Professor Henry Srebrnik

Professor Henry Srebrnik

Wednesday, January 02, 2019

Turkish President Erdogan's War Against the Kurds

By Henry Srebrnik, [Summerside, PEI] Journal Pioneer

The Kurds are the largest ethnic minority in Turkey, comprising between 15 and 20 per cent of the population.

The 14 million Kurds are primarily concentrated in the east and southeast of the country, and their cities have for forty years been victimized by war. 

At least 3,000 Kurdish villages have been razed to the ground, and Kurdish place names have been changed into Turkish in an attempt to obliterate the Kurds’ national memory.

The teaching of Kurdish is banned in practice and naming a child after one’s Kurdish parents remains illegal. 

Even speaking Kurdish was outlawed until the ban was officially lifted in 1991.

The Turkish government has always seen the conflict in terms of a war on terror: a campaign to eliminate the outlawed Kurdistan Workers’ Party (PKK), which it views as a collection of separatists and bandits. 

In the summer of 2015 two years of calm ended in another outbreak after the main political party of the Kurdish movement, the left-wing Peoples’ Democratic Party (HDP), dealt President Recep Tayyip Erdogan’s ruling Justice and Development Party (AKP) a blow in that year’s parliamentary elections.

The AKP lost control of the legislature for the first time in more than a decade. 

Angered, the President sent in the troops shortly afterwards. Since then, the war against Turkey’s Kurds has intensified, with at least 4,000 dead. 

Yet the conflict has gone almost unnoticed, eclipsed by the civil war in Syria.

In June Erdogan was re-elected to another five-year term as president, with the sweeping new powers he won in a referendum in April 2017. 

Still, in the parliamentary elections held simultaneously, even though Erdogan gained a parliamentary majority, the HDP passed the 10 per cent electoral threshold to enter parliament, winning 67 seats. 

They managed this although many of their officials were jailed on terrorism charges. The HDP also claimed there was a media blackout on its campaign and it was a victim of voter suppression by the government.  

The main electoral vehicle for Kurdish aspirations, the HDP is a Kurdish umbrella organization that unites several different groups active in Turkey, including socialist parties, feminists, anti-militarists, environmentalists and LGBT activists. 

As a matter of principle, the HDP leadership duo comprises one candidate with Kurdish roots and another with a Turkish and socialist background.

What has made the electoral success of the HDP possible was a strategy that involved turning away from a struggle solely for more rights for the Kurds and instead calling for the democratization of Turkey as a whole.

In February, announcing they were choosing the “path of resistance,” the HDP elected parliamentarians Pervin Buldan and Sezai Temelli as co-chairs.

“We will not be a part of accomplice of this dark and lawless period in Turkey's history,” Buldan stated before being elected.

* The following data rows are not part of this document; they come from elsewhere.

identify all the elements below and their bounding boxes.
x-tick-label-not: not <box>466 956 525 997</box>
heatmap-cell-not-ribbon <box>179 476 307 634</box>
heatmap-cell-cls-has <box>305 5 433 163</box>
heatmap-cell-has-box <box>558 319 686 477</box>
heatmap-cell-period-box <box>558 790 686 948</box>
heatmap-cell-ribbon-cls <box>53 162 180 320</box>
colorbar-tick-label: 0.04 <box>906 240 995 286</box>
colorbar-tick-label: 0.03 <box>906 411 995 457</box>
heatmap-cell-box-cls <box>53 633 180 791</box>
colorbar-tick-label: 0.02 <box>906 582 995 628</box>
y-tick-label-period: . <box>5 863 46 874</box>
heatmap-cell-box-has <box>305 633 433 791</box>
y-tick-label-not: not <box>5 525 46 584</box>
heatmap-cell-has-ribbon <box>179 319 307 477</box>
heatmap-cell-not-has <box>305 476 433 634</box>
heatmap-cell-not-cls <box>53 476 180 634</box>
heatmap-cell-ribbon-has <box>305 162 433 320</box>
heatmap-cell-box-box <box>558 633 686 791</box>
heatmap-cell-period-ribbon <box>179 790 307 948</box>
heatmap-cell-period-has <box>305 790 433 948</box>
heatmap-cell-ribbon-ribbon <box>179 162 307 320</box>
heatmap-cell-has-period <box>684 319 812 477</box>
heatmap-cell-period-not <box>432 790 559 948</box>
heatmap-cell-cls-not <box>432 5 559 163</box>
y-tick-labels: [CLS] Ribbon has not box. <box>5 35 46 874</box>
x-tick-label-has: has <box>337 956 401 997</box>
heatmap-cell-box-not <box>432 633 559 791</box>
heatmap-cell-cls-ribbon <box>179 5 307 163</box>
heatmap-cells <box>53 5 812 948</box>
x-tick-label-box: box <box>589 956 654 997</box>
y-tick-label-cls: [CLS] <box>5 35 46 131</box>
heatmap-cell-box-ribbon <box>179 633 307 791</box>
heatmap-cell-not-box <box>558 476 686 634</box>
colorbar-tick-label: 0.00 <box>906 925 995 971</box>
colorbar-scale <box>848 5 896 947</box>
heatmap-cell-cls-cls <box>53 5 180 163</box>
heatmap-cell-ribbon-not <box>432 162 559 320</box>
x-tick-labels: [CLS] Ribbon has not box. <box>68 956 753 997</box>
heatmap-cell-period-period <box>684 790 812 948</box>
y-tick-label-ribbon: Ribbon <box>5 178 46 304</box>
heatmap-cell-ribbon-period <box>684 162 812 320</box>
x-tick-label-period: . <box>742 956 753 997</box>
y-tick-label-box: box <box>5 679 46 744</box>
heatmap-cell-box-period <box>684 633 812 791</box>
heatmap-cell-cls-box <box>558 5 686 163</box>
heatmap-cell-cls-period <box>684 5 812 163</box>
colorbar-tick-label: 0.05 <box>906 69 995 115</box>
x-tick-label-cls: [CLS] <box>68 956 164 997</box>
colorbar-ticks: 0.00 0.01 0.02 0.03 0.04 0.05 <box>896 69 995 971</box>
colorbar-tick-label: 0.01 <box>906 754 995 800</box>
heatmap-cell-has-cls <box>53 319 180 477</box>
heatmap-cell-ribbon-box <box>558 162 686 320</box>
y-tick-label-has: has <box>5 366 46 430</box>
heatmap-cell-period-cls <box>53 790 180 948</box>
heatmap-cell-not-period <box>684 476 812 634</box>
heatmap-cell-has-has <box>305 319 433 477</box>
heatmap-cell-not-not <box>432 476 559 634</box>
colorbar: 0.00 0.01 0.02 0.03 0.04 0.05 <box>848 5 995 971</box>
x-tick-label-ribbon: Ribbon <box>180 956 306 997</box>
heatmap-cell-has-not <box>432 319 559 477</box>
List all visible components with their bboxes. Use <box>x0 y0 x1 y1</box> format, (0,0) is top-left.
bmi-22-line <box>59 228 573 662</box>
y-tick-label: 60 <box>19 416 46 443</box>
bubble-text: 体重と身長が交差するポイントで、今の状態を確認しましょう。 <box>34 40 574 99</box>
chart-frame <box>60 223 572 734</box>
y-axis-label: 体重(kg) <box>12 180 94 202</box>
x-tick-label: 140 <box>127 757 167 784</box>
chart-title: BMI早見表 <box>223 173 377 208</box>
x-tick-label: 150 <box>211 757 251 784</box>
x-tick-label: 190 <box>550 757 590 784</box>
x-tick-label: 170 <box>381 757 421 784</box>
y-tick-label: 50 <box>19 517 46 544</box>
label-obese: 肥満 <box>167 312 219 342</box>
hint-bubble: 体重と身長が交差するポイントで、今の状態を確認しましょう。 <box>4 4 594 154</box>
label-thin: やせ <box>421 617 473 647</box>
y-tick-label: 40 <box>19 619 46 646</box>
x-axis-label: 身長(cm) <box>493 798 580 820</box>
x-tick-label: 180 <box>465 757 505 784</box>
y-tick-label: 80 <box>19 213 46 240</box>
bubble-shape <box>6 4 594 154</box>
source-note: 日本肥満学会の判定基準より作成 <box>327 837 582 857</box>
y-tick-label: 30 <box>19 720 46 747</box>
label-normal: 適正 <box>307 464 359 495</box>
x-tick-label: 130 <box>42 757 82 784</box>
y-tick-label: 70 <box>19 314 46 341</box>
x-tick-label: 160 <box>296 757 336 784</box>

“No matter how much they try to isolate us, no matter how much they try to discourage us by force and oppressive policies, we will rely on the spectacular strength of our rights and legitimacy that shines like the sun.”

Buldan is a prominent figure in the Kurdish political movement. In June 1994 her husband, Savas Buldan, a Kurdish businessman, was abducted by unidentified armed individuals, tortured and then murdered during Turkey’s war against the Kurds during the 1990s.

Sezai Temelli is a former economics professor at Istanbul University who lost his job in the massive purges that followed the attempted coup in July 2016.

The current clashes between Turkish security forces and PKK elements in southeastern Turkey have put the HDP under immense pressure.

Erdogan regularly describes the HDP and its members as “terror collaborators” who sympathize with the banned PKK.

In early October, the HDP revealed that Turkish authorities arrested 140 of their members and local politicians in operations across several provinces in an ongoing crackdown.

Currently, 94 municipalities formerly run by HDP-affiliate mayors in Kurdish population centers remain under the control of Ankara-appointed bureaucrats and not the elected officials who the Erdogan administration has purged and jailed since 2016.

The repression has been extreme, even by the standards of the Middle East.